Previous methods of closed-loop solids control used by ARCO included either a completely mechanical system or a chemically enhanced mechanical system. The completely mechanical closed-loop, solids-control system comprises multiple shakers and centrifuges (Fig. 3). The chemically enhanced system essentially is composed of the same shakers and centrifuges but also contains a chemical injection unit for further solids separation.

Evaluation of these systems on previous wells drilled in the Bayou Sale field indicated that the systems were very effective in the separation of drill solids and the minimization of low-gravity solids buildup. However, the cost to operate and maintain these systems is quite expensive because of the amount of equipment necessary for efficient operation.

Limited space and the relatively low budget wells made a viable alternative to these elaborate closed-loop, solids control systems desirable.
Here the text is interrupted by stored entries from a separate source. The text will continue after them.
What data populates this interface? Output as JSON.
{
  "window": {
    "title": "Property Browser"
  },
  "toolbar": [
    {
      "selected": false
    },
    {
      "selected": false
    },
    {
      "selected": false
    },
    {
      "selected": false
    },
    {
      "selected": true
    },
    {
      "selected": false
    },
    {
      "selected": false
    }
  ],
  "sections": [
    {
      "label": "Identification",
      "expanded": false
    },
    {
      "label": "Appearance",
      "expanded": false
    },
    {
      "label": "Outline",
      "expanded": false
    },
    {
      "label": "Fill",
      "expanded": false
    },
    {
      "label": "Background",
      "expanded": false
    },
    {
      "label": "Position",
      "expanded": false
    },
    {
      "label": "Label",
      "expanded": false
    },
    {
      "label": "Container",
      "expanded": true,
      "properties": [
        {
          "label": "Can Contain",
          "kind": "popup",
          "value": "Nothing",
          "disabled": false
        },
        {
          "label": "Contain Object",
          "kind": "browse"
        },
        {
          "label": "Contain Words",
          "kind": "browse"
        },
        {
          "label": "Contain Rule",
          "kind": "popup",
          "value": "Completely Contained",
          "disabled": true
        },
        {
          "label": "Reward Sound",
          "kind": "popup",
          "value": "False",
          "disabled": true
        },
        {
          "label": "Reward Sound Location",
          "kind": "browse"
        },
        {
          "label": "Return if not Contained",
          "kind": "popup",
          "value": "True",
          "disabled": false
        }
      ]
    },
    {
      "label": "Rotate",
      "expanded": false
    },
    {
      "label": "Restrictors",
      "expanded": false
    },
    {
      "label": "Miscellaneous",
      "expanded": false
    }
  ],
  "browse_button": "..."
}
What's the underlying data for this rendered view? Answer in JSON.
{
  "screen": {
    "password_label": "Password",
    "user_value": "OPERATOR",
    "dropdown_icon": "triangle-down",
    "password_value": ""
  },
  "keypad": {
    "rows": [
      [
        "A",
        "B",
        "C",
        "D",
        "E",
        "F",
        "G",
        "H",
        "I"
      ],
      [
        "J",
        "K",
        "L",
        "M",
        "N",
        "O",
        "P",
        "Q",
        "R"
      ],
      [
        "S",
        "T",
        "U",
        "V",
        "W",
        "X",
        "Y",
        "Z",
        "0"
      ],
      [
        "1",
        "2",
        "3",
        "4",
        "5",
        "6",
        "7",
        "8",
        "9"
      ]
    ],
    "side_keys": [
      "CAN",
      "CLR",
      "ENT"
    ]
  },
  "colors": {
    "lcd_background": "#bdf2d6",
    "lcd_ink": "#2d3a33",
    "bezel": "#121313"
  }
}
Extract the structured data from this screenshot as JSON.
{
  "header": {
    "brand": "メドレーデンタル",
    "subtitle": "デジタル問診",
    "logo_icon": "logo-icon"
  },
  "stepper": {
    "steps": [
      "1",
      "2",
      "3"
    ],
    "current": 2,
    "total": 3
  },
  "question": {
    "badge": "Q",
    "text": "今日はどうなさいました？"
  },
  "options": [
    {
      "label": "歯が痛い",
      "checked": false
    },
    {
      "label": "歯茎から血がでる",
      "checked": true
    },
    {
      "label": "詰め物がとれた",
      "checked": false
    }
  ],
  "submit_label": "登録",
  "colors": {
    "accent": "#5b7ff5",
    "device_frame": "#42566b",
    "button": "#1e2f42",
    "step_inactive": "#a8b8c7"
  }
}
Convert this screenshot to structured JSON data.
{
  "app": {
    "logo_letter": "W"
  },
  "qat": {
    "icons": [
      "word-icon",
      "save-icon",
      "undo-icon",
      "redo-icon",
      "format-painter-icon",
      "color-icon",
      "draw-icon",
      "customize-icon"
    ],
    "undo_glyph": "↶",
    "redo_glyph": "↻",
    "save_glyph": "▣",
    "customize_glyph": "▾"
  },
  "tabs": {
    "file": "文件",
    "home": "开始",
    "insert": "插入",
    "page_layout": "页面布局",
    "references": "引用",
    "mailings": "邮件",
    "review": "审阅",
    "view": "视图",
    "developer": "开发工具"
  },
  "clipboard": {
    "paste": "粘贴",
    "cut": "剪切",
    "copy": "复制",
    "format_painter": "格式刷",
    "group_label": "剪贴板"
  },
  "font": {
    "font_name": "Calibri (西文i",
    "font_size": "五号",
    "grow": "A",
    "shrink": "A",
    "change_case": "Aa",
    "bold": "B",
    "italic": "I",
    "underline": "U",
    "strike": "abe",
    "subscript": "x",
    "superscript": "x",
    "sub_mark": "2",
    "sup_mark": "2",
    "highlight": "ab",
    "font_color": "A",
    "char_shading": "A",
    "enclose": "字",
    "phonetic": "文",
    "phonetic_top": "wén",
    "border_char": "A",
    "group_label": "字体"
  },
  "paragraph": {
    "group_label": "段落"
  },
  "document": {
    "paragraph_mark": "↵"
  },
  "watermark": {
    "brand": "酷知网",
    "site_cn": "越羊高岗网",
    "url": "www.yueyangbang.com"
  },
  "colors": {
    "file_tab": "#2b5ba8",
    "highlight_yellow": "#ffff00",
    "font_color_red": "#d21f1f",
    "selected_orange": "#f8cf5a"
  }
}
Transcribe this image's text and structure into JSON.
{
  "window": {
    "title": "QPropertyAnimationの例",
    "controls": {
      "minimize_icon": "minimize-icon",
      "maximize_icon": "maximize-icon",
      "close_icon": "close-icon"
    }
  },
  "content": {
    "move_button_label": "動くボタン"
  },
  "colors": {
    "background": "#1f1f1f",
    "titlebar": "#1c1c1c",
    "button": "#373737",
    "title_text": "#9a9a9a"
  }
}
Planning called for each well to be drilled in less than 20 days and with fluid densities not to exceed 10 ppg.

ONE-STEP SYSTEM

"One-step" solids control best met the project's needs. This system essentially uses only two pieces of equipment: one shaker and one 12-in. dual hydrocyclone mud cleaner (Fig. 4). The shaker is a typical high-speed shale shaker. The 12-in. dual hydrocyclone mud cleaner uses centrifugal force to separate solids from the mud without the need for dilution.

The 12-in. dual hydrocyclone processes the total fluid system (up to 1,200 gpm). Thus, particularly in low-density fluid systems, it reduces the need for several other pieces of solids-control equipment such as desanders, desilters, mud cleaners, and centrifuges.

The elimination of the other solids-control equipment realized a cost savings of $80,000 on the project, and the physical space requirement of the system was substantially reduced.

The efficiency of closed-loop, solids-control systems can be measured by the amount of cuttings and fluids hauled off compared to the amount of hole drilled (expansion factor) and by the percentage of low-gravity solids remaining in the mud system after the mud is processed through the solids-control equipment.

The evaluation of the system's performance upon completion of the three wells indicated that the drilling fluid properties were actually superior to that of similar wells drilled with the more elaborate closed-loop systems. Also, the hauled off waste volumes were less than that of the other wells.

On three previous wells (denoted as Well Pl, Well P2, and Well P3) drilled with the more elaborate closedloop, solids-control systems, the expansion factors ranged from 2.75 to 3.60.

In contrast, the expansion factors ranged from 1.10 to 1.50 on the wells drilled with the dual hydrocyclone system (Fig. 5). Normalizing for hole size variances, the drop in expansion factors reduced the haul off volume by 12,000 bbl on the three-well program. At a cost of $10/bbl for hauling off fluid and cuttings to a disposal site, ARCO saved about $120,000 on the project.

A high percentage of low-gravity solids (5%) in the fluid system contributes to increased dilution volumes. The one-step, solids-control system maintained the lowgravity solids at 4% or less for each well. In contrast, the low-gravity solids percentages in the more elaborate systems, taking into consideration the fluid density variances, were between 5% and 8%. This reduction in lowgravity solids led to less water dilution and thus less waste to haul off.

Another benefit of the smaller closed-loop system is the reduced drilling fluid chemicals cost. Because the low-gravity solids buildup is minimized, the dilution volume is reduced, thus reducing the amount of drilling fluid chemicals required by the system. A comparison of the three wells on this project to a similar well which used an all mechanical closed-loop system shows the benefit of reduced dilution volumes. The mud chemical costs ranged from $0.50/ft to $0.95/ft on the three wells compared to $1.60/ft on a similar well (Fig. 6). (Only one other well had a similar mud weight and was used for a comparison to the three-well project.) This reduction in chemical additions saved approximately $50,000 in drilling fluid costs on the three-well project.